25. Health care setting protocols for identifying and responding to IPV should incorporate assessment strategies that include setting, frequency, cultural consideration, and:

A. Education level of the patient

B. Age and gender

C. Language issues

D. Psychological history


Creating Change and Helping Staff Exposed to Violence

26. In any work environment, life experiences of the staff may influence their comfort level and effectiveness with addressing IPV and reproductive and sexual coercion with patients.

A. True

B. False


27. When documenting relevant history which of the following is NOT generally included in the relevant history?
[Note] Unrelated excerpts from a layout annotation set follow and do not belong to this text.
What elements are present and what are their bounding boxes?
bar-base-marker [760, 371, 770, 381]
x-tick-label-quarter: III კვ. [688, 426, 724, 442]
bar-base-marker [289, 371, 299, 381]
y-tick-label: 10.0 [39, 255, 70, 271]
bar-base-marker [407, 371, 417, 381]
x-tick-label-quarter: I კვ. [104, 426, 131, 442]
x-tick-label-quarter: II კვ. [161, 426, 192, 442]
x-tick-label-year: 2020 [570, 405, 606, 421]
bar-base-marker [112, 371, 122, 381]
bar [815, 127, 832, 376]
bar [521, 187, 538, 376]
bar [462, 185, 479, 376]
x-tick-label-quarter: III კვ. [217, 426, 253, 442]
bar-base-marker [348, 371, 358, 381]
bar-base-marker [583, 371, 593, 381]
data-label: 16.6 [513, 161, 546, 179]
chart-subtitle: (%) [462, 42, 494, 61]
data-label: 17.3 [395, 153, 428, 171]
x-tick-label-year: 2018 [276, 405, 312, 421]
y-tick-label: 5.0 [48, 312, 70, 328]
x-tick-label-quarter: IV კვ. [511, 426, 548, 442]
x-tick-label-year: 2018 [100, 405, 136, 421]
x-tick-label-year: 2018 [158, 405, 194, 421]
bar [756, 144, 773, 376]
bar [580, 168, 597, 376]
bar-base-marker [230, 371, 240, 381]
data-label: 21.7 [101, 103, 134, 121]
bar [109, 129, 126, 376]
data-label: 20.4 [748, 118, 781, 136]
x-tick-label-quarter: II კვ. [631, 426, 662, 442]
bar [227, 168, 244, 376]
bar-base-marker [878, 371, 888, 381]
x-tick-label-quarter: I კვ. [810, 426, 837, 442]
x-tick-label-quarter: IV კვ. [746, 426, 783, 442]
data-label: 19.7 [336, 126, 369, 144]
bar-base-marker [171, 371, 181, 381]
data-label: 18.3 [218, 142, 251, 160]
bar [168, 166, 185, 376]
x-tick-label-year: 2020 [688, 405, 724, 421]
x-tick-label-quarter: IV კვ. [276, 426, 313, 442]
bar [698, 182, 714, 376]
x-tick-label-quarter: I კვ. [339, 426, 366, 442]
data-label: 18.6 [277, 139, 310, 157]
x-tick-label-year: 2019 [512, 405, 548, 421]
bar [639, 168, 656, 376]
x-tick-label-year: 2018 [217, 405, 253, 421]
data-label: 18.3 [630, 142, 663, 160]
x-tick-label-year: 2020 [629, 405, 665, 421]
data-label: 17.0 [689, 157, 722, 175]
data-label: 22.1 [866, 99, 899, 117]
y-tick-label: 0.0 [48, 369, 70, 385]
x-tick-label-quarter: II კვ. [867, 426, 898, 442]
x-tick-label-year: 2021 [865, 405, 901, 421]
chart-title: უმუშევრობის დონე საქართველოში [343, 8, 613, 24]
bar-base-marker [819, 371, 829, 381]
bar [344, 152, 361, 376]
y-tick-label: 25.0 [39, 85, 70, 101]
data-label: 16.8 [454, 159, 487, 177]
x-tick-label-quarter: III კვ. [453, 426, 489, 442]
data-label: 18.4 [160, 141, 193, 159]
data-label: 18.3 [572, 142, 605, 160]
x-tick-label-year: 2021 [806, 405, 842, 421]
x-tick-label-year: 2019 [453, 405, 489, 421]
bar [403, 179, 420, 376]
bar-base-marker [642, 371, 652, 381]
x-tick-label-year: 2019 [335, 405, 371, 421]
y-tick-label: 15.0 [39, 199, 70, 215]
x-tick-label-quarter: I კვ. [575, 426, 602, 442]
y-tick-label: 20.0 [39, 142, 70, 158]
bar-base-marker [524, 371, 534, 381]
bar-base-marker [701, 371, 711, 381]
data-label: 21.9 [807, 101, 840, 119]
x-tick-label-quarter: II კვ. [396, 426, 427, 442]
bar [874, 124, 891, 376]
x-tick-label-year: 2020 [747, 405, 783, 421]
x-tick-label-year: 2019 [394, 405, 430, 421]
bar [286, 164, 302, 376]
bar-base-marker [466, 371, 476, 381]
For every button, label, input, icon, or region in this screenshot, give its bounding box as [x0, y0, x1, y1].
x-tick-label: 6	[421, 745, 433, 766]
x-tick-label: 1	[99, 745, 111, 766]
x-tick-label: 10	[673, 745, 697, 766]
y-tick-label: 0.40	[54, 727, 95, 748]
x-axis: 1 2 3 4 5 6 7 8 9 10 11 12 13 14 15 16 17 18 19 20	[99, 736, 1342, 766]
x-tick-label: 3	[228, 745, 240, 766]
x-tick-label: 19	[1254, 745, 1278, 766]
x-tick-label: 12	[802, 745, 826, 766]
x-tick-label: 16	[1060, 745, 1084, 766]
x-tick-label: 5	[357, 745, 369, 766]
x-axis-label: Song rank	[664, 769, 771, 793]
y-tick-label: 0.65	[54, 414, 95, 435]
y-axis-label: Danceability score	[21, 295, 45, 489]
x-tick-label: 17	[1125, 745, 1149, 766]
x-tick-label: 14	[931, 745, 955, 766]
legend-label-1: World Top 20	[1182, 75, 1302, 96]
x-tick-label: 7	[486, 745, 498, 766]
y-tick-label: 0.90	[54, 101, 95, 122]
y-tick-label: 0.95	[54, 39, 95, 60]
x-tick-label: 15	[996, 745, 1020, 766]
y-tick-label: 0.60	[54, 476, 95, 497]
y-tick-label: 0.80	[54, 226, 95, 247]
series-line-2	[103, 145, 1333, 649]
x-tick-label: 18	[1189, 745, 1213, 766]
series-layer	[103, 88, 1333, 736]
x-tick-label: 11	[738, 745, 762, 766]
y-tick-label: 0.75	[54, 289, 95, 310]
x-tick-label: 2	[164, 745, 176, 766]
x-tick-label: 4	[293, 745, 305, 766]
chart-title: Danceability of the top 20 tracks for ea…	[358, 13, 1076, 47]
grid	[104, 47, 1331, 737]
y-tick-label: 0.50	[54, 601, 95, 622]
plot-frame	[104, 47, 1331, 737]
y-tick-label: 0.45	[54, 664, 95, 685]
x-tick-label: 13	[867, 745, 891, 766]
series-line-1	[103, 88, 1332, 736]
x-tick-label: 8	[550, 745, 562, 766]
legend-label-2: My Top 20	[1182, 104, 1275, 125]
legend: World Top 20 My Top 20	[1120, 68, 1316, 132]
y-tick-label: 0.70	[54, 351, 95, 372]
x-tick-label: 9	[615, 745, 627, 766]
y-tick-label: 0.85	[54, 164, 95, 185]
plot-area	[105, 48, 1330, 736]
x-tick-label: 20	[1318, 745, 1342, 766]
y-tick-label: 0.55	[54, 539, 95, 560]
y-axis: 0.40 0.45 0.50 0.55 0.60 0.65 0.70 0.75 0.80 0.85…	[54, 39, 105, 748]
A. Social history, including relationship to abuser and abuser's name if possible

B. Patient's appearance and demeanor

C. Patients' accounts of any threats made or other psychological abuse

D. Patient's specific statement about what events lead up to the abuse


Follow-Up and Continuity of Care for Victims

28. For current and previous victims of IPV, providers should ensure that the patient has a connection to a primary care or OB/GYN provider, and coordinate and monitor an integrated care plan with community based experts and other health care specialists or professionals as needed.

A. True

B. False


Appendix C: The American College of Obstetricians & Gynecologist-Committee Opinion-Consequences of IPV

29. Approximately ________  pregnant women are abused each year in the United States, and IPV has been associated with poor pregnancy weight gain, infection, anemia, tobacco use, fetal injury, stillbirth, preterm delivery, and low birth weight. 

A. 324,000

B. 369,000

C. 286,000

D. 245,000


Role of Health Care Providers

30. Obstetrician gynecologists are in the unique position to provide assistance to women, so screening for IPV during obstetric care should occur at the first prenatal visit and at least one other time during the pregnancy or at the postpartum checkup.